What Students Learn From Shirin Ebadi’s Journey
There are specific, real lessons in it – and they cut across every discipline:
- Determination despite institutional barriers – The 1979 revolution took away her judgeship. She rebuilt from scratch as a private lawyer, and eventually became one of the most recognised international advocates alive.
- Education as the foundation of change – If there’s one message she keeps returning to, it’s this: education, fairness, and dialogue create the conditions for justice. Not slogans. Not force. Education. She’s said it a hundred different ways and she means it every time.
- Building institutions, not just arguments – Plenty of people write papers. Ebadi built things. The Defenders of Human Rights Centre in Iran. The Nobel Women’s Initiative. Organisations that keep doing the work long after any one person leaves the room.
- Global thinking with local action – She deals in universal principles, yes. But her work has always been rooted in specific cultural and political ground. That’s exactly why people take it seriously.
Parul University’s Commitment to Global Learning
Education at Parul University doesn’t end where the classroom walls do. The university keeps building opportunities – deliberately, consistently – that connect students with global ideas, unconventional thinking, and leaders who’ve actually been in the trenches. And this isn’t happening in isolation. There’s a whole international ecosystem around it: 3,500+ international students from 56+ countries are on campus.
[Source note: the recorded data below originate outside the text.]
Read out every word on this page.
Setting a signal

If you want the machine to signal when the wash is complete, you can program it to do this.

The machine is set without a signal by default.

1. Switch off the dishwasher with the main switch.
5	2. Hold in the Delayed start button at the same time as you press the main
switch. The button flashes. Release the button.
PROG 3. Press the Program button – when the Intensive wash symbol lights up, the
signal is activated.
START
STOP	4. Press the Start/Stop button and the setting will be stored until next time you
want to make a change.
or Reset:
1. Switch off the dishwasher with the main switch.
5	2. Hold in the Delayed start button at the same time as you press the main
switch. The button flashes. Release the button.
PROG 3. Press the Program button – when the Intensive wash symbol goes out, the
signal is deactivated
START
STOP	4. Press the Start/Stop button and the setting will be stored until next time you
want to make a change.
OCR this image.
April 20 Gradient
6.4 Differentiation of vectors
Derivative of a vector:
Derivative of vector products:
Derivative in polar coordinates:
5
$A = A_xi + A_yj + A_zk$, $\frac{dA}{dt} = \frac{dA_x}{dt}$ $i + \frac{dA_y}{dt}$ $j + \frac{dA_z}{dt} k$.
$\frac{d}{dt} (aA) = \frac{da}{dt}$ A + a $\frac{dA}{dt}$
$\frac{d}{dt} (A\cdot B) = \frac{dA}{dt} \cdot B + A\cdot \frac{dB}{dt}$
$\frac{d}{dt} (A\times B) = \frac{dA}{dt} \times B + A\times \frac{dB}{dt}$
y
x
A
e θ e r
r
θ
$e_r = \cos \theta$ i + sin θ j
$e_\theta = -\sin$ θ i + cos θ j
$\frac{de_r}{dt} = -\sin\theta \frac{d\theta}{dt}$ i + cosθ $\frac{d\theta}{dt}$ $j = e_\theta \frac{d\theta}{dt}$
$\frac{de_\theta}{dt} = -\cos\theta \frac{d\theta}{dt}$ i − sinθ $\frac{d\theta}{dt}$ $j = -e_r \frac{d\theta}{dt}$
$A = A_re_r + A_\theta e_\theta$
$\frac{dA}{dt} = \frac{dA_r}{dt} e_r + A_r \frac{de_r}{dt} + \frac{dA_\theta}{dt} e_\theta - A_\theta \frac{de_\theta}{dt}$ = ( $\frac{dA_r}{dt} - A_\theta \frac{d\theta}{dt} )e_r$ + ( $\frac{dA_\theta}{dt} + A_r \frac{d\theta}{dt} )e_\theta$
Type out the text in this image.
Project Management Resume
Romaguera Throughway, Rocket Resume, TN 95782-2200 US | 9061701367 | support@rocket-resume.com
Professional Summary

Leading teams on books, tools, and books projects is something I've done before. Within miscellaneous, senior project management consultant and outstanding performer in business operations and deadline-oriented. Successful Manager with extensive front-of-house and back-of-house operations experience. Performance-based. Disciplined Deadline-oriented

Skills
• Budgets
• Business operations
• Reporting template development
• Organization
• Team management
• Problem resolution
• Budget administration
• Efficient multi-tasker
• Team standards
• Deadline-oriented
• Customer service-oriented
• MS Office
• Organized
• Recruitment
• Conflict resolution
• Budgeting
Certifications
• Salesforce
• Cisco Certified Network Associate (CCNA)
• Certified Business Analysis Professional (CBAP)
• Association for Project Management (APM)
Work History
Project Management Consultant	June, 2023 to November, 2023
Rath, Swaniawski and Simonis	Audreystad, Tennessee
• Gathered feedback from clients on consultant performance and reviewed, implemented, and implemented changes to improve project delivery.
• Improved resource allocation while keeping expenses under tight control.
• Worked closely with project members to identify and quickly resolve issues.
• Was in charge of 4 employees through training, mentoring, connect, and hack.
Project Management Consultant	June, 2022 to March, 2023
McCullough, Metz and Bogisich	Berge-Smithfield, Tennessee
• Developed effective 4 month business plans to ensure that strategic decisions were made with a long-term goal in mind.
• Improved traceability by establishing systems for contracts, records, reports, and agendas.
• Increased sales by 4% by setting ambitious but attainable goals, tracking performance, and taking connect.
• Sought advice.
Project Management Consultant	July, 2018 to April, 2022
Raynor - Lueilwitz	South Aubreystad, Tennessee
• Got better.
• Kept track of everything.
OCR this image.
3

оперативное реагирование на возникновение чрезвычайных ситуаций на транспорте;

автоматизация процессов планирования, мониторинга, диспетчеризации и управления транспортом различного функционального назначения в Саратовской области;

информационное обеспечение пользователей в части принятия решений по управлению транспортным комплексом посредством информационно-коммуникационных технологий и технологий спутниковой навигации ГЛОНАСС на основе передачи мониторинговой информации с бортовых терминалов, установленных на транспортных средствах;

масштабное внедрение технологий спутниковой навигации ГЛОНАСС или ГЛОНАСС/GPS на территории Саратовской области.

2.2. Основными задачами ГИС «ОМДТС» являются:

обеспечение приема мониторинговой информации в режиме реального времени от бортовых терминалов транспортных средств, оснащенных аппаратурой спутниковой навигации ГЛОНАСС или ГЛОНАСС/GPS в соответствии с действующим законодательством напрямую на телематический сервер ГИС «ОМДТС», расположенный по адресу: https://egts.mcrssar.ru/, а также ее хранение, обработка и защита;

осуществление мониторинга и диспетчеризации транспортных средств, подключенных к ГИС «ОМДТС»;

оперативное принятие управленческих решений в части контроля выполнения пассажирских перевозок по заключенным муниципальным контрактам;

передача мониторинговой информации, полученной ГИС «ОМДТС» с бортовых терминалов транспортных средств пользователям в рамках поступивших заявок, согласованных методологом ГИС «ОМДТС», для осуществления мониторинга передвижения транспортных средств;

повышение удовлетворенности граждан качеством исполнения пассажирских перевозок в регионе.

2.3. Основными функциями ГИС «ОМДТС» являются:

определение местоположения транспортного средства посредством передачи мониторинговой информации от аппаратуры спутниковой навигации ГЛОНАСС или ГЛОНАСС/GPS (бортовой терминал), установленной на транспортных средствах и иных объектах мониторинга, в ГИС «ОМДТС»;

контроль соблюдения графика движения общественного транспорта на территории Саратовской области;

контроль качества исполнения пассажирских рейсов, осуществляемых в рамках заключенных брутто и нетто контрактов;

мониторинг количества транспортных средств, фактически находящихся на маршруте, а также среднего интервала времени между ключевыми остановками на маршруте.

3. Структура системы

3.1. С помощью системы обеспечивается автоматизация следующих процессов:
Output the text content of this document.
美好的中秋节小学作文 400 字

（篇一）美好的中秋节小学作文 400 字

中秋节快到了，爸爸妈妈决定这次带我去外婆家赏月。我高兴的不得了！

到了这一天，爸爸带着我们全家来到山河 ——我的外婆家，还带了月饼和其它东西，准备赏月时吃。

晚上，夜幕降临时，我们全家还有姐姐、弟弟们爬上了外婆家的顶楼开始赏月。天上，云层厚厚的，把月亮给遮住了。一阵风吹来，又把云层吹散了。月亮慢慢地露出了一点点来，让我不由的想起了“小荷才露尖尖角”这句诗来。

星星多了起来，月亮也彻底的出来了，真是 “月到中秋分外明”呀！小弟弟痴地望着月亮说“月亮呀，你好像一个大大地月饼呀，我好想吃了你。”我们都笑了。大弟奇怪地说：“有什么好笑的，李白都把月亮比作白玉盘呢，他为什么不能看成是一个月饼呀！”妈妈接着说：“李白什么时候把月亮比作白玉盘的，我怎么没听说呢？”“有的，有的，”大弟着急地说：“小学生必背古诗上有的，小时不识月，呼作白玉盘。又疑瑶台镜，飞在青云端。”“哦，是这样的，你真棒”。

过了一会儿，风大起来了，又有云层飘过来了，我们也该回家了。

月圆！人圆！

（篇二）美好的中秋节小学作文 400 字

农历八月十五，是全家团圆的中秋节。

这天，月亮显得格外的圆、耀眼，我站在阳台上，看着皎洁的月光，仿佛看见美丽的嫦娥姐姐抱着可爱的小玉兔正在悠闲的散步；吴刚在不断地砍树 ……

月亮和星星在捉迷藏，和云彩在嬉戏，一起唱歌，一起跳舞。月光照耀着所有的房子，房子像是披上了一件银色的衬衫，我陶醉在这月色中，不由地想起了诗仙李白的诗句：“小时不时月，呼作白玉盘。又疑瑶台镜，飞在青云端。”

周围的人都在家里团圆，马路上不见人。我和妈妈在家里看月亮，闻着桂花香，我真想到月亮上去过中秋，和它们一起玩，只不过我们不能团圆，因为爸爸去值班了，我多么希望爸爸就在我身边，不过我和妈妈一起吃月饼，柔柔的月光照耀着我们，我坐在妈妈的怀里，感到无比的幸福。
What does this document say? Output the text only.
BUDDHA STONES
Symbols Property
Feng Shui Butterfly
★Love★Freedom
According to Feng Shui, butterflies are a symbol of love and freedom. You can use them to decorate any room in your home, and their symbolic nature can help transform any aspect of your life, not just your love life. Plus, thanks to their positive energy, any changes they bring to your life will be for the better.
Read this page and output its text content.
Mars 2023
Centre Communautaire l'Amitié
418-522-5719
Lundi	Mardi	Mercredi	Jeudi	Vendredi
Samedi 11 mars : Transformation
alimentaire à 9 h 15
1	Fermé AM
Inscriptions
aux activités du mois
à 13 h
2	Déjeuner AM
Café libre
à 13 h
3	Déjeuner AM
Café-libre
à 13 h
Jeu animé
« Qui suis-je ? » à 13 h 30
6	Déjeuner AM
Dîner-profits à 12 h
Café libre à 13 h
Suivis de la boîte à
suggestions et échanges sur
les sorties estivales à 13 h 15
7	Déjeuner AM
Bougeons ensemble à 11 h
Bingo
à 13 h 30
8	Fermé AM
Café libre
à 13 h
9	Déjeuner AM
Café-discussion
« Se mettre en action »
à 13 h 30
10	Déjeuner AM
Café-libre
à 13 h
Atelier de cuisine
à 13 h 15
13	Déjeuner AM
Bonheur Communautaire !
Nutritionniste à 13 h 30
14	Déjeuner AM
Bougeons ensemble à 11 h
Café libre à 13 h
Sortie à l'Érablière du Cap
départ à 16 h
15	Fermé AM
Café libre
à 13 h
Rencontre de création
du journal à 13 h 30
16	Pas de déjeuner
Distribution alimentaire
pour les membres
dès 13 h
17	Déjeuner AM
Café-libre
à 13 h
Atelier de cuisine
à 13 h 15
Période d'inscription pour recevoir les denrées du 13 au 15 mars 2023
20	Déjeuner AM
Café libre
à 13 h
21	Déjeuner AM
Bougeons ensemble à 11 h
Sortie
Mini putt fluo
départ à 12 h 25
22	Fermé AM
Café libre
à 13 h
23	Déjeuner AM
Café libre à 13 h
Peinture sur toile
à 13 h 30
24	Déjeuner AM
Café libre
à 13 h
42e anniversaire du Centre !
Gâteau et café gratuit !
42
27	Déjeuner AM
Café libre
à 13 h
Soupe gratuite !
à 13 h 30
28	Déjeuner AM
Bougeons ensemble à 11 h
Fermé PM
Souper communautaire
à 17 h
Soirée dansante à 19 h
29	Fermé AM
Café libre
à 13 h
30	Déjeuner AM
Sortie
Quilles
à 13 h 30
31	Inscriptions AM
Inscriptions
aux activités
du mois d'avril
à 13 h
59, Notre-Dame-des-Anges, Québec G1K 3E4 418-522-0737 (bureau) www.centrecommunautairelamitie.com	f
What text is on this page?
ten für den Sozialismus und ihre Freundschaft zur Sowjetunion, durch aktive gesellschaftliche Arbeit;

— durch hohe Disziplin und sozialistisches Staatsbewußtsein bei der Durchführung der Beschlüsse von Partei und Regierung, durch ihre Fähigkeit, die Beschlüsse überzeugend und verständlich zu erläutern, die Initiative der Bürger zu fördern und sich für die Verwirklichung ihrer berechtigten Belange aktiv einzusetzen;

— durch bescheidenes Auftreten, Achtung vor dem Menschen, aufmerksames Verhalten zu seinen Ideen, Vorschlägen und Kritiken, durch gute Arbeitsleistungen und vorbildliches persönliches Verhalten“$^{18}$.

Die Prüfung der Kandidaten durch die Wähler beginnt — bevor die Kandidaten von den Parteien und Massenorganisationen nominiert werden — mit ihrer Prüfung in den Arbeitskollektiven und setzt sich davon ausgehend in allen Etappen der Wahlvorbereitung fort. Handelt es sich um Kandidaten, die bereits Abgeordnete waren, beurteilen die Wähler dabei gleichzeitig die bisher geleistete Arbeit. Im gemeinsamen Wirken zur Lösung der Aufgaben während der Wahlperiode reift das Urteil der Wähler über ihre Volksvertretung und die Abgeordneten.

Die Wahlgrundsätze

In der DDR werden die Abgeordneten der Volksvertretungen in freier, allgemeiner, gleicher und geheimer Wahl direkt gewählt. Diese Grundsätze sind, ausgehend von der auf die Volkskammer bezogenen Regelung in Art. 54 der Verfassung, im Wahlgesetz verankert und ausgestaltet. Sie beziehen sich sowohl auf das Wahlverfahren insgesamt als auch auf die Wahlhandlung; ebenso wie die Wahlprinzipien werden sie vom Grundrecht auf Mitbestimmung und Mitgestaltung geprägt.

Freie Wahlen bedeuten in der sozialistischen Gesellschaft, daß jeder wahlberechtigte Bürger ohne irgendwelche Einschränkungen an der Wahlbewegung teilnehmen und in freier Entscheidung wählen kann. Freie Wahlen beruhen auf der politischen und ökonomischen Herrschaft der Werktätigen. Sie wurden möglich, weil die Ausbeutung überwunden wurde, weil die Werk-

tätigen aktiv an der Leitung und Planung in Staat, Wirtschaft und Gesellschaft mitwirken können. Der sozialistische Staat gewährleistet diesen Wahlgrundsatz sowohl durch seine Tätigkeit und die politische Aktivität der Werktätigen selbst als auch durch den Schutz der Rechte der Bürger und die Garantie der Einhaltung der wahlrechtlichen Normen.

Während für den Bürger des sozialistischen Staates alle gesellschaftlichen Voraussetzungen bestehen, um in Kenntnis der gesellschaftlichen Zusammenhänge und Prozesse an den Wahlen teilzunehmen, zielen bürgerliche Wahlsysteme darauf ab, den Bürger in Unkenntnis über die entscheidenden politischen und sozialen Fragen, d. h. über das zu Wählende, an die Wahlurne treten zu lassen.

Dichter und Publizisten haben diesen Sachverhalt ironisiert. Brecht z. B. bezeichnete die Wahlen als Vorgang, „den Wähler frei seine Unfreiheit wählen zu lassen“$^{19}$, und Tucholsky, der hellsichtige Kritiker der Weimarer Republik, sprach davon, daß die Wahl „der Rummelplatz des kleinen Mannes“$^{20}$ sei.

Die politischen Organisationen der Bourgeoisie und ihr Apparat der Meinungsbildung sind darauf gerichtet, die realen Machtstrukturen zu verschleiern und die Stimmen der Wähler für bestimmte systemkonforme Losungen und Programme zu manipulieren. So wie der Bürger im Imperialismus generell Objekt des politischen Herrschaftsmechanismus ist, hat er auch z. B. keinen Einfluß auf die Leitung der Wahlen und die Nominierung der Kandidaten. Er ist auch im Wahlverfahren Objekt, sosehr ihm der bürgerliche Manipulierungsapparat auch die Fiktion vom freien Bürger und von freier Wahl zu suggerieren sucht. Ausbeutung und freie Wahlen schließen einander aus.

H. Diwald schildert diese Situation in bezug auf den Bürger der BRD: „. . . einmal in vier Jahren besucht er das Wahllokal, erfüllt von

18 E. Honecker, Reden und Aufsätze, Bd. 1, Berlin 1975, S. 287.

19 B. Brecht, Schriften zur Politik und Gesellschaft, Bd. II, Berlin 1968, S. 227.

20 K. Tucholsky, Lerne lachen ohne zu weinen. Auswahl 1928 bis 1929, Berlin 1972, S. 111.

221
PU has partnerships with universities in the USA, UK, Australia, and Switzerland. International Week alone pulls in 70+ global academic leaders from 22+ countries every year. A COIL credit course runs with BFH – that’s Bern University of Applied Sciences in Switzerland. And the credentials speak for themselves: NAAC A++ accreditation, NIRF Top 50 Innovation Ranking, QS Diamond Rating.
What the Global Perspective Series really does – and this is the part that sticks – is it gets students thinking about the kind of impact they can make when they go back to their own communities. You sit across from someone like Shirin Ebadi, and something shifts. You start to absorb values like fairness and social responsibility in a way no textbook can deliver. You begin to feel the weight that education actually carries. That kind of exposure? It’s what turns students into future leaders who are globally aware and locally grounded at the same time.
FAQ – PU x IIMUN Global Perspective Series
What is the PU x IIMUN Global Perspective Series?
Parul University and IIMUN run this together. They bring Nobel laureates, global leaders, and changemakers straight to campus so students can interact with them directly. Leadership, justice, education, social responsibility – that’s the terrain these conversations cover.
Who is Shirin Ebadi?
Shirin Ebadi is Iranian lawyer, human rights activist, and former judge. Won the Nobel Peace Prize in 2003 – first Iranian and first Muslim woman to receive it, ever. She went on to co-found the Nobel Women’s Initiative and has 13 published books on human rights to her name.
Does Parul University have international exposure?
Absolutely. 3,500+ international students from 56+ countries. The IIMUN Global Perspective Series. A COIL course with BFH Switzerland. International Week with 70+ leaders from 22+ countries. Pathway programmes with universities across the USA, UK, and Australia. So yes, the exposure is real and it’s deep.